Per quanto le elezioni europee non abbiamo la stessa forza di quelle politiche, questa volta hanno un cruciale significato perché rivelano crudamente un profondo cambiamento in atto da tempo nel Regno Unito. Hanno infatti dato il segnale di avvio a un periodo di instabilità che si trasformerà in un incubo per David Cameron. Enormi sono infatti le placche tettoniche in movimento sotto i fondali della Manica: un Paese che per secoli è stato politicamente stabile si trova ora davanti a grandi incertezze. Farage potrebbe infatti di rivelarsi tutt’altro che un fenomeno passeggero, condizionando profondamente gli equilibri di Westminster dopo le elezioni del 2015. Come lo stesso Farage ha detto, potrebbe diventare l’ago della bilancia di qualsiasi futuro Governo. Se i Liberali continuassero il loro declino ci troveremmo in futuro ancora con 3 partiti ma con un’agenda trasformata. I liberali non eserciterebbero più un ruolo di moderazione e i nazionalisti di Farage fuori da ogni coalizione diverrebbero un elemento di radicalizzazione dei Tory, imponendo loro non solo un’agenda anti-europea, ma nettamente anti-immigrazione e nazionalista con tinte protezioniste.
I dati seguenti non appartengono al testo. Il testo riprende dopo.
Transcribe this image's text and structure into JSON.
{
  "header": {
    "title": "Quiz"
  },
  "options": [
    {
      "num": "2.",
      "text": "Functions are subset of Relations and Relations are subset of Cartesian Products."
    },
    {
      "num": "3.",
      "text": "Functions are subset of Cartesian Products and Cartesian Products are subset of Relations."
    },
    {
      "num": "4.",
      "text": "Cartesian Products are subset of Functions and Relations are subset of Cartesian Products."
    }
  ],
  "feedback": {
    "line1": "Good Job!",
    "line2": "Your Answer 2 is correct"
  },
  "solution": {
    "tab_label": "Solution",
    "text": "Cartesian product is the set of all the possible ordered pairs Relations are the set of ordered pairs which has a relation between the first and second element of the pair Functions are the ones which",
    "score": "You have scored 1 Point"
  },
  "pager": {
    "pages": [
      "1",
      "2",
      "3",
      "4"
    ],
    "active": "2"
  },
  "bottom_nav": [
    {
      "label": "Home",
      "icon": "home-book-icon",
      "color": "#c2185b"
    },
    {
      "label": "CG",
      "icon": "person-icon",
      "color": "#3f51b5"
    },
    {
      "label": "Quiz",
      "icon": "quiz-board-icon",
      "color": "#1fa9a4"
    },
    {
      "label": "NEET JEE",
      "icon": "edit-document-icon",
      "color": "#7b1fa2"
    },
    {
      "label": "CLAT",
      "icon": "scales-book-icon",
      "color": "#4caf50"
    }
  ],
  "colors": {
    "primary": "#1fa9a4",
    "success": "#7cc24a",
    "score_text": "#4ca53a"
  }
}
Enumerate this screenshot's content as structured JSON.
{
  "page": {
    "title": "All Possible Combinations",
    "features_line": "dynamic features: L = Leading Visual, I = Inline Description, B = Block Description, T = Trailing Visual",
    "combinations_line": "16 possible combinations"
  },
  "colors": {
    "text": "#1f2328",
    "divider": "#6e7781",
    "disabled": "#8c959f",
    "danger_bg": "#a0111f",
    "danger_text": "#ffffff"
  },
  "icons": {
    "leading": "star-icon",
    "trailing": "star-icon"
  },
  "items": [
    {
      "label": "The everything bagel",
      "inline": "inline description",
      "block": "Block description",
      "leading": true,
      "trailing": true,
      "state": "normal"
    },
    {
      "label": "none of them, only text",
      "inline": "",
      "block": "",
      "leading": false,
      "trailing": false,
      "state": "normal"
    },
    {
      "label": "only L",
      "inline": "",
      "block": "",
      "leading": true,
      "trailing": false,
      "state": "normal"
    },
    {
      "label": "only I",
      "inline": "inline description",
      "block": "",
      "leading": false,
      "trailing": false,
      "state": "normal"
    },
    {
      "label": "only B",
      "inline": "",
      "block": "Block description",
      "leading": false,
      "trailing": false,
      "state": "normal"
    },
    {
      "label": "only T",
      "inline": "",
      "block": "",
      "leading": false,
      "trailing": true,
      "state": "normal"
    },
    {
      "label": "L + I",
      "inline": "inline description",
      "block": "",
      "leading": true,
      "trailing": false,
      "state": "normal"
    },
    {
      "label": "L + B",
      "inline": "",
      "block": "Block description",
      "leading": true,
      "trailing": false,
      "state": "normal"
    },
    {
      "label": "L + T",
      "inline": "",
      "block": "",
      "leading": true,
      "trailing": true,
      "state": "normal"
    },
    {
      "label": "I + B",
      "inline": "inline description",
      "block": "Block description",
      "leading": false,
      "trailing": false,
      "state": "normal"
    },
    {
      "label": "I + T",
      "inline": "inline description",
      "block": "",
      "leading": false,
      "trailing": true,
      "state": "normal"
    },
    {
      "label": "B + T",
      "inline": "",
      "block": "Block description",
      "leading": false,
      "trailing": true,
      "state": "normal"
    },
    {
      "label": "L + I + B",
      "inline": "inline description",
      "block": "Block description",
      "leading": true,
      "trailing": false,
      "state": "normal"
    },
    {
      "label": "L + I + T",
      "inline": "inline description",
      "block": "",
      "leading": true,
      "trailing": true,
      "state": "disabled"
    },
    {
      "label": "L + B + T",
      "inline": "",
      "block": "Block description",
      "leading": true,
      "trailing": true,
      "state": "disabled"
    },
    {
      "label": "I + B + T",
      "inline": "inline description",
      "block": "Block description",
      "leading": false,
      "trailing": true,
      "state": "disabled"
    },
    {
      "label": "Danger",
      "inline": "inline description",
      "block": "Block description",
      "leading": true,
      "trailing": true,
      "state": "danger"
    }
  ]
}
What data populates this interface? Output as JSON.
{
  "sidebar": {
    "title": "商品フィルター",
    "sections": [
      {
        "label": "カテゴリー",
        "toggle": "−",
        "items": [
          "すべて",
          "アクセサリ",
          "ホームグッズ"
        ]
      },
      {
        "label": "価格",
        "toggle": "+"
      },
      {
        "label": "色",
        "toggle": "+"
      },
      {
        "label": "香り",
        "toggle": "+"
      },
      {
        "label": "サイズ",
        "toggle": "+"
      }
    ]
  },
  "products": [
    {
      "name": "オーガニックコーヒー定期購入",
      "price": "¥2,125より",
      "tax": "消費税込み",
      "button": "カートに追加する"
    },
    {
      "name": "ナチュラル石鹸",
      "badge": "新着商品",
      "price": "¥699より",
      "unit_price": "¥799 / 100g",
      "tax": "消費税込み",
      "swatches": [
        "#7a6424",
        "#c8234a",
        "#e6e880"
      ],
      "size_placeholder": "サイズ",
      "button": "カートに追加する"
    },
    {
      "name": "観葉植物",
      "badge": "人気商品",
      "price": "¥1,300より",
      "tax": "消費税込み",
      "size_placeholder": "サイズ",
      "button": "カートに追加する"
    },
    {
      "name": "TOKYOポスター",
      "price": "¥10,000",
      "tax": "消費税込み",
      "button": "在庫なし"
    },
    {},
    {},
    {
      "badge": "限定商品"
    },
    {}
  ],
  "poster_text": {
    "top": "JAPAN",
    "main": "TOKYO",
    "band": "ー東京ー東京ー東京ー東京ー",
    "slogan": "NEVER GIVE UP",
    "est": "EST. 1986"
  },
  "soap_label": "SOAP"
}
Per Cameron i prossimi 12 mesi che ci separano dalle politiche del 2015 rischiano di trasformarsi in un incubo. Dovrà combattere l’Ukip senza pero’ mostrarsi filo-europeo per non perdere altri elettori. D’altra parte a breve termine gli si sta parando una prospettiva ancora più inquietante dato che dovrà fare di tutto per salvare l’Unione. Al referendum di settembre prossimo, si fa infatti sempre più concreto il rischio di una secessione della Scozia. Se la Scozia votasse per l’indipendenza, per Cameron rischia di essere la rovina politica ben prima delle elezioni generali. Un altro fronte pericolosissimo si sta dunque aprendo. E il Primo ministro pare disarmato. Davanti a Farage, per non perdere consensi, deve tenere una linea nazionalista. E in Scozia, dove i conservatori non contano politicamente quasi più nulla, gli argomenti pro-unione si indeboliscono ogni giorno che passa.